How to Choose a Personal Loan for a Car

Taking the pros, cons, and our top three lenders into account, what criteria should you use in choosing a personal loan for a car?

Interest rates

Get quotes from auto and personal loan lenders, and favor ones with lower interest rates. Narrow them down to two or three personal loans according to which has the lowest APR -- even one-half of a percentage point makes a huge difference in your monthly payments.

Borrowing amounts/period

Look at borrowing amount ranges with personal loans.

If you’re looking to borrow $5,000, for example, but the personal loan you’re considering carries a minimum of $7,500, you may be compelled to take out a higher loan than necessary.

Consider lenders who meet your borrowing requirements.

Likewise, the benefits of a low interest rate get weakened when loan terms are too long.

A 5% APR loan at 36 months is drastically cheaper than one with the same interest rate at 72 months, since interest has less time to accrue.

Find personal loans with adequate borrowing amounts and lower repayment periods for maximum affordability.

A great way to pick the right loan, amount, and term, is by using our personal loan calculator to help you figure out your possible monthly payments and accrued interest:

Fees

“Fees” is the worst four-letter word in personal finance.
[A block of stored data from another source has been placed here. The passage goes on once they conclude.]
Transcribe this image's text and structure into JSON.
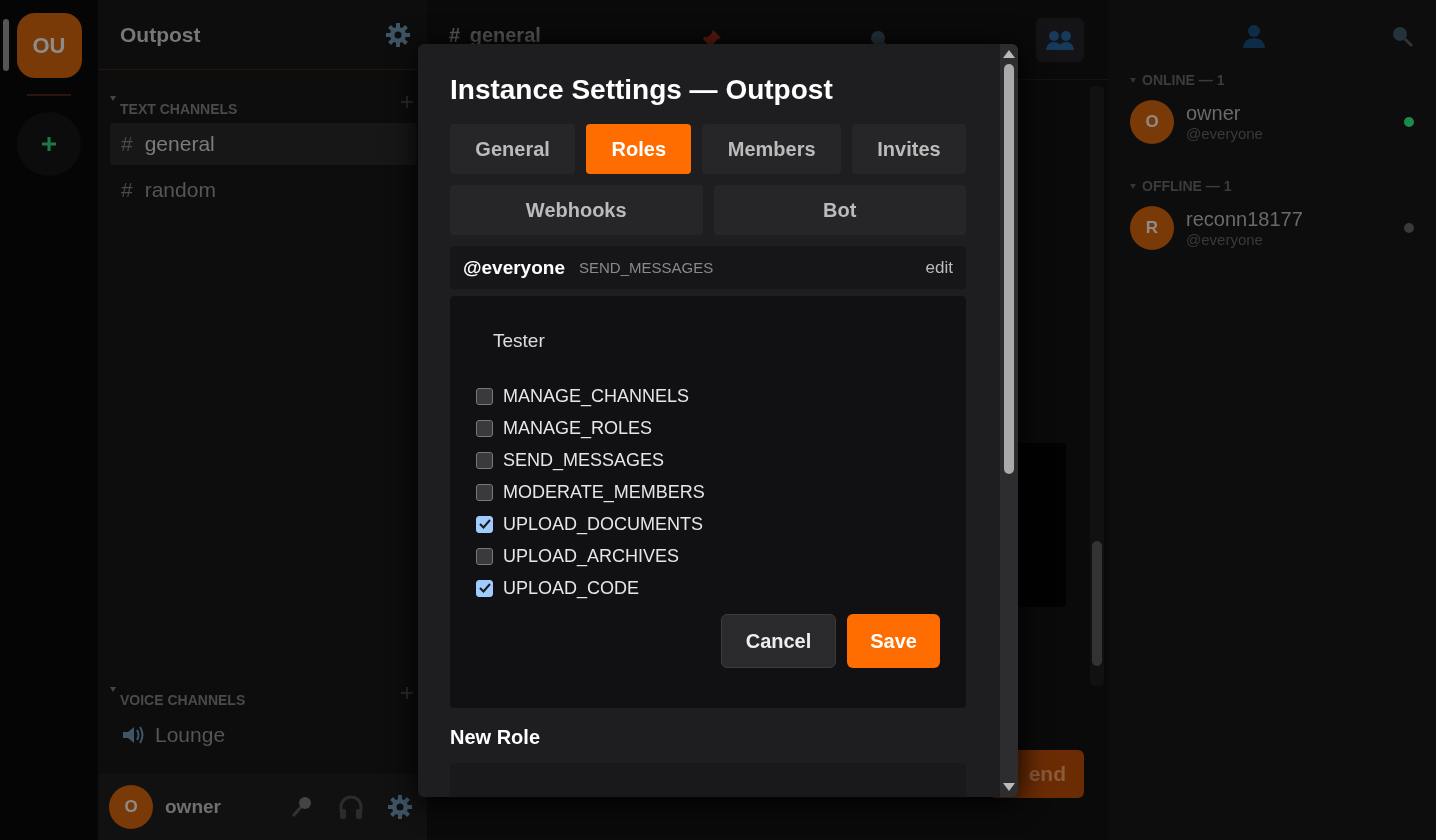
{
  "servers": [
    {
      "label": "OU",
      "selected": true
    }
  ],
  "sidebar": {
    "title": "Outpost",
    "sections": [
      {
        "title": "TEXT CHANNELS",
        "kind": "text",
        "channels": [
          {
            "prefix": "#",
            "name": "general",
            "selected": true
          },
          {
            "prefix": "#",
            "name": "random",
            "selected": false
          }
        ]
      },
      {
        "title": "VOICE CHANNELS",
        "kind": "voice",
        "channels": [
          {
            "name": "Lounge",
            "selected": false
          }
        ]
      }
    ]
  },
  "user_panel": {
    "avatar": "O",
    "name": "owner"
  },
  "channel_header": {
    "prefix": "#",
    "name": "general"
  },
  "composer": {
    "send_label": "end"
  },
  "members": {
    "groups": [
      {
        "title": "ONLINE — 1",
        "members": [
          {
            "avatar": "O",
            "name": "owner",
            "role": "@everyone",
            "online": true
          }
        ]
      },
      {
        "title": "OFFLINE — 1",
        "members": [
          {
            "avatar": "R",
            "name": "reconn18177",
            "role": "@everyone",
            "online": false
          }
        ]
      }
    ]
  },
  "modal": {
    "title": "Instance Settings — Outpost",
    "tabs": [
      {
        "label": "General",
        "selected": false
      },
      {
        "label": "Roles",
        "selected": true
      },
      {
        "label": "Members",
        "selected": false
      },
      {
        "label": "Invites",
        "selected": false
      },
      {
        "label": "Webhooks",
        "selected": false
      },
      {
        "label": "Bot",
        "selected": false
      }
    ],
    "roles": [
      {
        "name": "@everyone",
        "permissions": "SEND_MESSAGES",
        "action": "edit"
      }
    ],
    "editor": {
      "name_value": "Tester",
      "permissions": [
        {
          "label": "MANAGE_CHANNELS",
          "checked": false
        },
        {
          "label": "MANAGE_ROLES",
          "checked": false
        },
        {
          "label": "SEND_MESSAGES",
          "checked": false
        },
        {
          "label": "MODERATE_MEMBERS",
          "checked": false
        },
        {
          "label": "UPLOAD_DOCUMENTS",
          "checked": true
        },
        {
          "label": "UPLOAD_ARCHIVES",
          "checked": false
        },
        {
          "label": "UPLOAD_CODE",
          "checked": true
        }
      ],
      "buttons": [
        {
          "label": "Cancel",
          "primary": false
        },
        {
          "label": "Save",
          "primary": true
        }
      ]
    },
    "new_role": {
      "title": "New Role"
    }
  }
}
They get tacked on unfairly and unnecessarily with little to no benefit to the borrower.

Common Personal Loan Fees

Type of fee Typical cost
Application fee $25 to $50
Origination fee 1% to 6% of the loan amount
Prepayment penalty 2% to 5% of the loan amount
Late payment fee $25 to $50 or 3% to 5% of monthly payment
Returned check fee $20 to $50
Payment protection insurance 1% of the loan amount

Check for personal loans with zero to no origination or prepayment fees, and if there are any, look for loans with fees and surcharges on the lower end, if possible.

Increase Your Chances of Approval

Personal loans are known for their better ease of approval and less stringent requirements compared to those of banks, auto dealers and the like -- one big benefit off the bat.

Ensure you get the loan you want and increase your chances of approval by taking some important steps for you and your finances:

Boost your credit score

Keep your credit profile and history on the up and up by paying your bills on time, and using no more than one-third of your available credit.

This tells lender that you’re a responsible borrower who isn’t at risk of being delinquent, default, or over-relying on credit.

Seek lenders with alternative approval criteria

If your credit is poor, don’t fret.

Personal lenders know that many consumers with less-than-stellar credit may go the personal loan route, so judging them solely on credit criteria only solidifies their chances of getting rejected.

Apply for loans through lenders who examine factors like your income, education history, college major, job status, and other personal data.

Sign up for autopay

If a personal lender is on the fence or unsure about granting you a loan, negotiate by offering to sign up for their autopay option.

Not only can this be a determining factor in securing you as a customer, it could provide a small, yet no less important, difference in lowering your monthly payments.


Conclusion

Buying a car can involve so much -- from hitting the car lots, taking vehicles for test drives, deciding on size, options and color, and haggling over lowering sticker prices and MSRPs -- that it’s easy for someone to just choose the common approach of using traditional auto financing.

In this case, think outside the box at the financing stage of buying a car.

There may be an appropriate time for using a personal loan to purchase a car instead of the more common auto loan.

Tapping into lower interest rates, more amenable repayment terms and loan flexibility benefit you, the borrower, not the auto dealer, letting you drive off in the car of your dreams and saving money at the same time.